I have a 1.5TB drive as my main and a 640GB as my backup for photos and the few documents i think are important. 

Had to disconnect my 640GB drive though because my PSU evidently doesn't have enough juice for it and the rest of my parts. After I get paid on thursday and recover from last week, i'm going to drive down to Fry's and get an 850W PSU. Yeah, now that I think about it, if something happens I go back to roughly christmas (eek!) 

Always have a backup, if you're on windows vista or 7, there's a really stupidly simple backup tool that you can schedule so you don't even have to think about it.


----------



## Goontz (May 12, 2010)

Village Idiot said:


> I hate you and I hope you die. You're like all my god damned teachers in school I do my work in my head so if I don't really see it then why should I "honor" you by writing that **** down for you? Huh?! HUH!?!?! DO YOU REALLY WANT TO SEE WHAT'S IN MY HEAD?!?!!? DO YOU?!?!?!?



  I was the same way.
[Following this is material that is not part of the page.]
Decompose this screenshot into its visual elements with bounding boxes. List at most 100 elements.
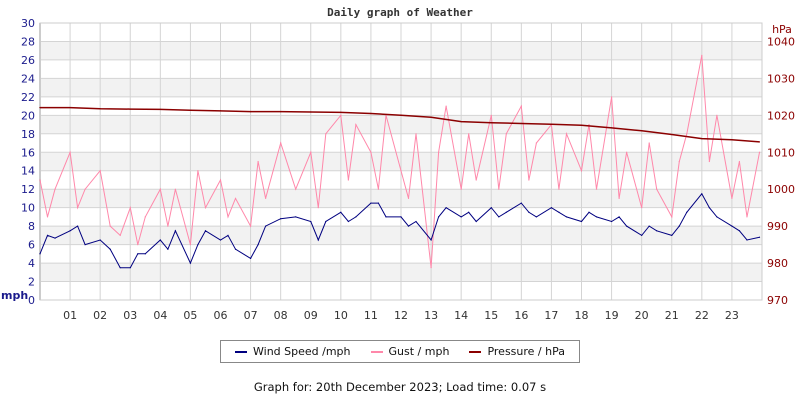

I couldn't stand "needing" to show every  single menial step of work and being docked points because I could do most of it  in my head.


----------



## benlonghair (May 12, 2010)

All I know is that 300gb drive I bought thinking it'd be more than enough is looking pretty puny right now.


----------



## Dallmeyer (May 12, 2010)

Three or four years at least (non-professional)


----------



## Vinny (May 12, 2010)

I have a 5 YO computer and have a 40 Gig HD ... talk about puny!!



benlonghair said:


> All I know is that 300gb drive I bought thinking it'd be more than enough is looking pretty puny right now.


----------



## flyin-lowe (May 12, 2010)

I haven't done the research personally but I just had an external hard drive go bad and sent it to a lab I work with to recover the photos.  Anyway the guy that does this work told me that the 1TB drives are not quite as stable because they are newer technology.  He told me it would be safer to get a couple 500G drives as apposed to a 1TB drive because the bigger the drive the higher the failure rate.  Again I haven't researched this myself it came from a forensic computer examiner (law enforcement).


----------